Burton DeWayne Patrick (born October 11, 1935) is a retired lieutenant general in the United States Army. He is a former commander of the 101st Airborne Division. During the Vietnam War, he was Special Forces Advisor to the 42nd Vietnamese Ranger Battalion.

==Early life and education==
The son of Walter and Ruby McElreath Patrick, Patrick was born in Fickling, Georgia on October 11, 1935. Patrick graduated from North Georgia College, now part of the University of North Georgia, at which time he received his Army commission through the Reserve Officer Training Corps (ROTC). He also received his master's degree from Shippensburg University.
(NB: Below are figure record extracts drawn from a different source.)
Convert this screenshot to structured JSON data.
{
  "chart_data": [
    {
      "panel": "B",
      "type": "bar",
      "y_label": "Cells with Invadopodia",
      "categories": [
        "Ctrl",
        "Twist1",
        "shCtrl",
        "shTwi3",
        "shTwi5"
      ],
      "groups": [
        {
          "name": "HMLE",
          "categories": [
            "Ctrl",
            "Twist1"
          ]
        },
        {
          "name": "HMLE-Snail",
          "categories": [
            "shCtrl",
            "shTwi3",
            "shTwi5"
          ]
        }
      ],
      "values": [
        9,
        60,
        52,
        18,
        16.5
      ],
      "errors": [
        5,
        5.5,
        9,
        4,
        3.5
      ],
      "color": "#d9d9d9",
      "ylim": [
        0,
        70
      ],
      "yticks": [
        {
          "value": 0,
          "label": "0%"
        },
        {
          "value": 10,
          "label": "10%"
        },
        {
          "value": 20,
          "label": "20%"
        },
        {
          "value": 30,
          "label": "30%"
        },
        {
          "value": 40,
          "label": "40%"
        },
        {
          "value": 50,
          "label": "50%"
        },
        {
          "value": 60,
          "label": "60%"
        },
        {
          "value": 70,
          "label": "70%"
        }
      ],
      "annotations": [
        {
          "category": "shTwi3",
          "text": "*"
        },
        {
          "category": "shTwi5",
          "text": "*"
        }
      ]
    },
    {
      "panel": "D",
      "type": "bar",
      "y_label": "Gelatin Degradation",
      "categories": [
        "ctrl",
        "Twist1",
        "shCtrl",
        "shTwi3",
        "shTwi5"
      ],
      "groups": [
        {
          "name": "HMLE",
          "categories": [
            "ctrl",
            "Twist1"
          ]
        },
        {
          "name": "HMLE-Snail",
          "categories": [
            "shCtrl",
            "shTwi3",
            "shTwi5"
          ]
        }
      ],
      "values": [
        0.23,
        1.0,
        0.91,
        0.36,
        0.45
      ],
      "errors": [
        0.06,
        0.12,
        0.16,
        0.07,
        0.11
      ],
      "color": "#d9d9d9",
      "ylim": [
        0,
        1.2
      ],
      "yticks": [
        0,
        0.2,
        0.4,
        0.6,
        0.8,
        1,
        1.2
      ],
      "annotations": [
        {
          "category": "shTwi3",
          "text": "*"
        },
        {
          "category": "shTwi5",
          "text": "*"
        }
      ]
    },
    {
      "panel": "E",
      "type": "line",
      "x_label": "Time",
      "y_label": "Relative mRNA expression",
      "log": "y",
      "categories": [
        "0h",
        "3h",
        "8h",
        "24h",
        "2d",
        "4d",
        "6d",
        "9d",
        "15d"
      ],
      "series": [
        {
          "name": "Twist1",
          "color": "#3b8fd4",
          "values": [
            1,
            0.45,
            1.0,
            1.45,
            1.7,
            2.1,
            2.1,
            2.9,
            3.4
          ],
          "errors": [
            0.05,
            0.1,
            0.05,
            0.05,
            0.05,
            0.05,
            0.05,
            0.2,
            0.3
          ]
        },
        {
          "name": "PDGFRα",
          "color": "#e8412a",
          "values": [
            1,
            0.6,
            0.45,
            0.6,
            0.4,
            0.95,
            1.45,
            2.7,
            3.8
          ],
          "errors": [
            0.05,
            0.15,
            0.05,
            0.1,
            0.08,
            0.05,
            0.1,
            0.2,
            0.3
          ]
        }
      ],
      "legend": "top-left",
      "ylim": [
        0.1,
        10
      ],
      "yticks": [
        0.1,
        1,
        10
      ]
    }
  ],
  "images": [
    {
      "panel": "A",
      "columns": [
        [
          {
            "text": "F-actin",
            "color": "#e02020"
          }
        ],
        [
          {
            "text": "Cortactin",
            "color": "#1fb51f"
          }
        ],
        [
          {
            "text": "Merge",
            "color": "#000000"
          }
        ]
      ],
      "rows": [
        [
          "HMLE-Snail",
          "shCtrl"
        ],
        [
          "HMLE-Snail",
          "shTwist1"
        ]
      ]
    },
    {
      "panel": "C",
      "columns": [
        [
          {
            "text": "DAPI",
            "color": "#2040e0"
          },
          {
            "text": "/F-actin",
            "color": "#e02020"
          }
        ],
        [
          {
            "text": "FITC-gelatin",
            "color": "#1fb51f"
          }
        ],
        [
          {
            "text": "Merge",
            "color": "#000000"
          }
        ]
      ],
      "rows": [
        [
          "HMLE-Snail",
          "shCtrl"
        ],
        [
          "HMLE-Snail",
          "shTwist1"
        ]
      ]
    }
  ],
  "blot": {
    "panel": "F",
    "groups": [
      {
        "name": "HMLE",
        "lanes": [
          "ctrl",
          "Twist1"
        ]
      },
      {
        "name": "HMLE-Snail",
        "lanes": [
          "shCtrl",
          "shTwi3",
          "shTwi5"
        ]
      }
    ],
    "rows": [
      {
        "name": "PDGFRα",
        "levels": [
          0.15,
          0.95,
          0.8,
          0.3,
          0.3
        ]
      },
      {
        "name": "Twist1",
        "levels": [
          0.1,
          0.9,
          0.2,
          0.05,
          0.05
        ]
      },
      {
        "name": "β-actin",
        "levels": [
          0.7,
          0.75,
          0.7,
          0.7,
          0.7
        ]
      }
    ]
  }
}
He married Patricia (Compton) Patrick and they had one son, Burton DeWayne Patrick, Jr, one granddaughter, Caitlin Edwards and one great-grandson, Oliver Edwards.

==Career==
A Vietnam combat veteran, from 1972 to 1973 Patrick served at Fort Campbell, Kentucky as deputy Brigade Commander of the 101st Airborne Division's 1st Brigrade and later advanced to Commander of the 2nd Battalion, 502nd Infantry. He also served as assistant division commander for the 2nd Infantry Division in Korea.

After serving as chief of the Legislative Liaison Office of the Secretary of the Army in Washington, D.C., Patrick returned to Fort Campbell to begin his tenure as the 32nd commanding general of the 101st Airborne Division on June 18, 1985, replacing outgoing Major General James E. Thompson Jr. Patrick held command on December 12, 1985 when 248 soldiers of the 101st Division and 8 air crew members died in a plane crash at Gander, Newfoundland, International Airport, one of the worst accidents in aviation. Serving at Fort Campbell until May 20, 1987, Patrick moved to South Korea to become commanding general of the Combined Field Army between the United States and South Korea. He was also nominated for promotion to lieutenant general.

==Post-military==
Upon his retirement from the army in 1988, Patrick served as the city administrator of Thomson, Georgia.